Thursday 24 January 2013

Dedos sujos, olhos límpidos. O gosto de sangue ainda dançava na língua, metálico, metálico como os ponteiros sujos daquele relógio imundo de dez vidas ou mais na parede rachada do papel de parede descascado de flores invisíveis. Nas horas trincadas se pegava a se perguntar se se perguntavam por si, por ti, por aqui e ali, se havia de existir ainda, se as horas passavam para ela como há dez anos, como haveriam de passar dali a dez segundos. Naquele quarto recheado de espelhos quebrados e cobertos de sangue coagulado e ressecado, de roupas rasgadas e meticulosamente posicionadas por sobre os olhos, tranformando-a num boneco de filmes de suspense dentro de sua própria cabeça. Naquele quarto imaginário rechado de espelhos imaginários transformada num boneco imaginário ela pintava paredes com tintas secas e olhos vazios, enxergando além de argamassa e chumaços de cabelo ressecado.

Dedos sujos, olhos límpidos. E por quê deveria de criar calendários se ao serem redistribuídos em praças públicas seus diários tomariam conotações de mundos diferentes? Que dia seria de que ano de que horário em que mundo quando seria lido por qual coração? Aquelas palavras seriam felizes, tristes, chamuscadas, rabiscadas, chuvosas. Seria noite, manhã, madrugada, dia de semana, horário de expediente, indiferença pelo atraso, pausa para o café. Seria homem, mulher, criança, branca, negro, índia, China, Marte, Júpiter, Via Láctea, quem sabe mais além. Quem se importa. Quem?

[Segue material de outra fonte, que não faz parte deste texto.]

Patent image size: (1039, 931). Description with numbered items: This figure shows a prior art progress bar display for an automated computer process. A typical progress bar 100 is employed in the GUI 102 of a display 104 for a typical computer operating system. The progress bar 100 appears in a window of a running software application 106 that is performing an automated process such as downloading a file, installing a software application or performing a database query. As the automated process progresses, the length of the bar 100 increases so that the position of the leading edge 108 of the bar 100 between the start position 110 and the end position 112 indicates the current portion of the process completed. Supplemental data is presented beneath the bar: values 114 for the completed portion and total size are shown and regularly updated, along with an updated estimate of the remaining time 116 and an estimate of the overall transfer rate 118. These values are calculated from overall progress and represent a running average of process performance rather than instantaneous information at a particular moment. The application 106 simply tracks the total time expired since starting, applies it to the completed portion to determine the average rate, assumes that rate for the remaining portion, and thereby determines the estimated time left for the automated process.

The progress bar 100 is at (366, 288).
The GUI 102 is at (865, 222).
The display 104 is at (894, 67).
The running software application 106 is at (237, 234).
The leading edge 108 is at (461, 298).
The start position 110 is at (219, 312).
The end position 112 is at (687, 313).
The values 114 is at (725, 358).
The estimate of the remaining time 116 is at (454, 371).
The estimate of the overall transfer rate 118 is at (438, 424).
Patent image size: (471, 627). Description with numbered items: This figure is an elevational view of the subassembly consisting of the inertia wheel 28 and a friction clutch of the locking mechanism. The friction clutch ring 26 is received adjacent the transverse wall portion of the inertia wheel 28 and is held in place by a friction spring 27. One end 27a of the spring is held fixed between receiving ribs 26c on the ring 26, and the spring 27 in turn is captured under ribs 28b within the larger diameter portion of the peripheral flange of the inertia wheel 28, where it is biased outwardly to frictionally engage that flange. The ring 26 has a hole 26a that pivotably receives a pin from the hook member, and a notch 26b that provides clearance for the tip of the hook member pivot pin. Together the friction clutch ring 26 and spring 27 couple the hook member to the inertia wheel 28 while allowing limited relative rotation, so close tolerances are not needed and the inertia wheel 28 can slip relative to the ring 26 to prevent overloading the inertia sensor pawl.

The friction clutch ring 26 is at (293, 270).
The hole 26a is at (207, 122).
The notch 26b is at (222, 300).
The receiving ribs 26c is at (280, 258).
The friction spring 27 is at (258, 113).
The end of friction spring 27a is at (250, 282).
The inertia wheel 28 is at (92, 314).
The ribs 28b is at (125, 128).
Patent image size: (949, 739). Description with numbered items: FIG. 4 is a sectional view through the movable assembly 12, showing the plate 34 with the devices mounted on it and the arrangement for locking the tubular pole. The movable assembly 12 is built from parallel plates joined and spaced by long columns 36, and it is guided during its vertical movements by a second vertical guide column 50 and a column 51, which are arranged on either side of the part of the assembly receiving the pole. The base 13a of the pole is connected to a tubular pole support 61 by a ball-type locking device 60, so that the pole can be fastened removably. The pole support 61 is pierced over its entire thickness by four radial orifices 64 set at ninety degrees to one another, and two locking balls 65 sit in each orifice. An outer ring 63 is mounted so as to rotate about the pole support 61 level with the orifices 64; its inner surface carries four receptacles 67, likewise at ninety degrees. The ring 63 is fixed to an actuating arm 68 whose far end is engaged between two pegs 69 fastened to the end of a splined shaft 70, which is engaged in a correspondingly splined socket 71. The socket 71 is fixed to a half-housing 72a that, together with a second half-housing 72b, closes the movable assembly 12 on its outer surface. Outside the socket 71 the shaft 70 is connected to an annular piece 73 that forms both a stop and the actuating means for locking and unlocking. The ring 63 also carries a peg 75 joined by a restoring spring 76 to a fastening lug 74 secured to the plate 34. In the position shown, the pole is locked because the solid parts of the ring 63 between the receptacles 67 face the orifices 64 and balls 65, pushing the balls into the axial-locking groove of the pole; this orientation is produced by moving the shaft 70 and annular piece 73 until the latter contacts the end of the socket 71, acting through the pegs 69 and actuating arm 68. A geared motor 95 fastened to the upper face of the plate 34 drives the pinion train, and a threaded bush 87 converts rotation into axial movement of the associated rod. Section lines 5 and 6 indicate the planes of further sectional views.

Dedos sujos, olhos límpidos. O tempo não existe. Relógios existem. Em que língua enxergas isso? Em que língua me corrompes as danças? Em que dialeto discordas? Por que não acreditas? Ela não existe. Eu não existo. Nem tu. Nem nós. Nem eles. Maldita gramática. Bendita ortografia. Quem nos inventou. Seria Deus? Ou Deus nos inventou depois de nós o termos inventado? E onde entra o Céu e onde sai o Inferno? E o Futebol? A copa chega, ano que vem. Belo estádio. Ela pintou aqueles espelhos quebrados com o sangue dos pulsos, mas não morreu. Ideias não morrem. Suicidas não morrem. Ídolos. Heróis. Mártires. Terras. Planetas. Sistemas. Teorias. Teólogos. Filósofos. Eu e você. Amor. Tesão. A morada na terra t’eterniza, meu bem. A morte não te atinge, não te aflige. Te torna inalcançável. Mescla-te em árvore, tomba na floresta, em silêncio, fecha os olhos, reza pela ignorância dos animais e deix’assim.

Dedos sujos, olhos límpidos. Bilhetes e bules. E cartas. E mapas.

Dedos sujos, olhos límpidos. Onde começa o sim e onde termina o não? Onde começa o amor e onde termina a aflição? Mas quem haveria de se apaixonar por olhos castanhos? De espelhos cobertos por ventanas, sonhos toldados em olhares vendados e as horas que passavam diferente no relógio do sol dos pássaros. A liberdade era mais tangível quando inatingível.

Dedos sujos, olhos límpidos.

Sujos.

Suja.

Na sarjeta, na valeta, nas ruas, nos becos, no esquecimento, na ponta da língua, nos sussurros em reuniões familiares, abandonada por Deus, esquecida pelos homens, amante de si, traída e trocada por moedas foscas. Só queria um relógio que me desse a hora certa de morrer.